Carefully press that seam open. Be careful not to disturb your original press lines on the edges. (NOTE: You’ll notice that the sleeve doesn’t lie flat—the front side (without the seam) is a bit wider than the back, so it “curls”. Don’t worry–it’s meant to be that way.)
Lay the back of the sleeve (hemmed side) onto the back of your quilt, positioning the top crease about 1/2” from the top (or just a “smidge” under the binding)—and pin. Then pin the lower creased edge.
By hand, with a needle and matching thread, whip stitch the top creased edge and bottom creased edge to the quilt backing. (NOTE: Be sure not to sew all the way through the quilt…we don’t want the stitching to show on the front of the quilt.)

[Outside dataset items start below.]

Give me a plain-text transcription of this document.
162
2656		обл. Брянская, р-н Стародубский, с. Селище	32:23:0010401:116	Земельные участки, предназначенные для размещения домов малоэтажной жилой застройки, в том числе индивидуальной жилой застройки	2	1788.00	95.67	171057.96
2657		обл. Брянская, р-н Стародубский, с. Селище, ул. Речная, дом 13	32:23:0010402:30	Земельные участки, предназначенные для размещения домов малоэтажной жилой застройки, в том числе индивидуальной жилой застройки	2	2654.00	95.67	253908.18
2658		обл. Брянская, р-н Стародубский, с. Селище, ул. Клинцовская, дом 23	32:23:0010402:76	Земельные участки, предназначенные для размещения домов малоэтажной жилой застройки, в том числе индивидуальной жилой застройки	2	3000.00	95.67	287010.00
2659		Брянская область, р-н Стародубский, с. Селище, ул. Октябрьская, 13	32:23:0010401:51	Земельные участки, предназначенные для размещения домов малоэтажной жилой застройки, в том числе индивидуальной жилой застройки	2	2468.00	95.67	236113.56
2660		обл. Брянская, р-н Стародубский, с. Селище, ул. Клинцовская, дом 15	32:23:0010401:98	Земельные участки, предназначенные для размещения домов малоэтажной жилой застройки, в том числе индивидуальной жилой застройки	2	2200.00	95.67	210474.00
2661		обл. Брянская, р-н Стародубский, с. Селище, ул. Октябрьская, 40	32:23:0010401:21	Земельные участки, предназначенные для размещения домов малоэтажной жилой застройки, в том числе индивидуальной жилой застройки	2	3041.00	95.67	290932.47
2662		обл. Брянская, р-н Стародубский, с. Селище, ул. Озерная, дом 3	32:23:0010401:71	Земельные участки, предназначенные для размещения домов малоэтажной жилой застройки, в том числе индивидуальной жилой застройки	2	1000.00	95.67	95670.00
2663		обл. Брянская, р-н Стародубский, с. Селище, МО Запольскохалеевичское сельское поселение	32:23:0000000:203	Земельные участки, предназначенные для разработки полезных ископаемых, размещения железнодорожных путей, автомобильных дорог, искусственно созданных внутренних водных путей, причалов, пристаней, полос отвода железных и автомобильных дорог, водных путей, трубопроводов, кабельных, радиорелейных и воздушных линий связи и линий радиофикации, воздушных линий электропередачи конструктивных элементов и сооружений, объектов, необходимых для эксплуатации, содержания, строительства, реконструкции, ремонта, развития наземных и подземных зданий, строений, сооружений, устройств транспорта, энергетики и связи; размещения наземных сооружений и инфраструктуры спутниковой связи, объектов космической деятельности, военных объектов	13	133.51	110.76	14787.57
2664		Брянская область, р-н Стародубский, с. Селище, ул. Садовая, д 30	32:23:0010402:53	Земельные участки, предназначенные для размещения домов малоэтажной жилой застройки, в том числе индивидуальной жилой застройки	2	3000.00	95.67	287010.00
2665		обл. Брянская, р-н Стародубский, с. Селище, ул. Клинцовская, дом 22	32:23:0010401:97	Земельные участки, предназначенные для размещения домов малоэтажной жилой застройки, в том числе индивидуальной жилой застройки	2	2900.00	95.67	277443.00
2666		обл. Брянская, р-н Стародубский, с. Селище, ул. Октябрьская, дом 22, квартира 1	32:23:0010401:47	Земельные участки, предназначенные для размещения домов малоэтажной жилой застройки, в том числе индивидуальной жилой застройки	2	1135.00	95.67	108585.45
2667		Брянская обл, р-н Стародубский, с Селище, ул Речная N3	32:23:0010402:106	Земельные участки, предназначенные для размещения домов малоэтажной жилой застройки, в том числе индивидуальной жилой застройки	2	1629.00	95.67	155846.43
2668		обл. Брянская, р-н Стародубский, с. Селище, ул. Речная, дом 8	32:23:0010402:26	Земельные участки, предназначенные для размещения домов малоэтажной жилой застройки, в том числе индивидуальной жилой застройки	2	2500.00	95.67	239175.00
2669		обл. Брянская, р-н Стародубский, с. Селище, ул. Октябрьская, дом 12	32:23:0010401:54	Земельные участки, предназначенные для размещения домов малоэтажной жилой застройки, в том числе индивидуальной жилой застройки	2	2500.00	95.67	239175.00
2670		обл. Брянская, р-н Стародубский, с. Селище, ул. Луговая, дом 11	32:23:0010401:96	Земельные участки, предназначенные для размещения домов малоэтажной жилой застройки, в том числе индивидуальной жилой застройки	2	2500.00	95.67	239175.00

You can also whip stitch the short ends to the quilt…but only the back part…. (NOTE: Be sure not to whip stitch the front of the short ends—you need the ends open so you can slip the dowel inside the sleeve.)
Again, notice the front of the sleeve will poof out just a bit (see photo below). That’s okay! This is done on purpose to accommodate the width of the wooden dowel (or rod) so that the front of the quilt doesn’t buckle or get distorted when you hang it up.
The wooden dowel can be any diameter, but I like to choose the smallest diameter dowel that can handle the weight of the quilt without bending out of shape. For most of my quilts and wall hangings, I use a 3/8 to 1/2 inch diameter wooden dowel. For my smaller wallhangings, I might even use a smaller one. If you’re hanging a very large bed-sized quilt, or a quilt that is unusually heavy, you might want to consider a larger diameter dowel or even use a metal curtain rod.
Cut the wooden dowel about an inch or less than your quilt back. Twist an eye screw into each end. Slip the dowel evenly through the hanging sleeve. Hold the quilt (with dowel) up against your wall, positioning where you want it and being sure it’s level. Then mark with a pencil where the center of the eye screws are. Then hammer the nails at those marks, and hang the quilt by putting the eye screws on the nails.
If you’d rather not use the eye screws, you can cut the dowel almost the same size as the quilt, and hang the dowel ends directly on command strip hooks or nails instead.
That’s it! Here’s a photo of my latest quilted wallhanging on my wall…
I hang all of my quilted wall hangings and art quilts this way. Here’s one in my livingroom… and a large landscape art quilt in my diningroom…
And s photo of the hanging sleeve on the back of one of my smaller art quilts. I used a 3/8 inch diameter wooden dowel for this one…
This method of hanging quilts works great for most of my quilted wall hangings and quilts. However, I’ve found a different method for hanging my small art quilts.
Most quilt contests require a hanging sleeve that is 4 inches wide, so by cutting your original strip 8-1/2” it will end up being 4” wide. However, if you’re just hanging it at home, you don’t really need to start with your strip that wide. Just be sure your strip us wide enough so when it’s finished you can insert the dowel through it with a little extra wiggle room (don’t make it too tight).
I hope this tutorial on hanging your quilt is helpful.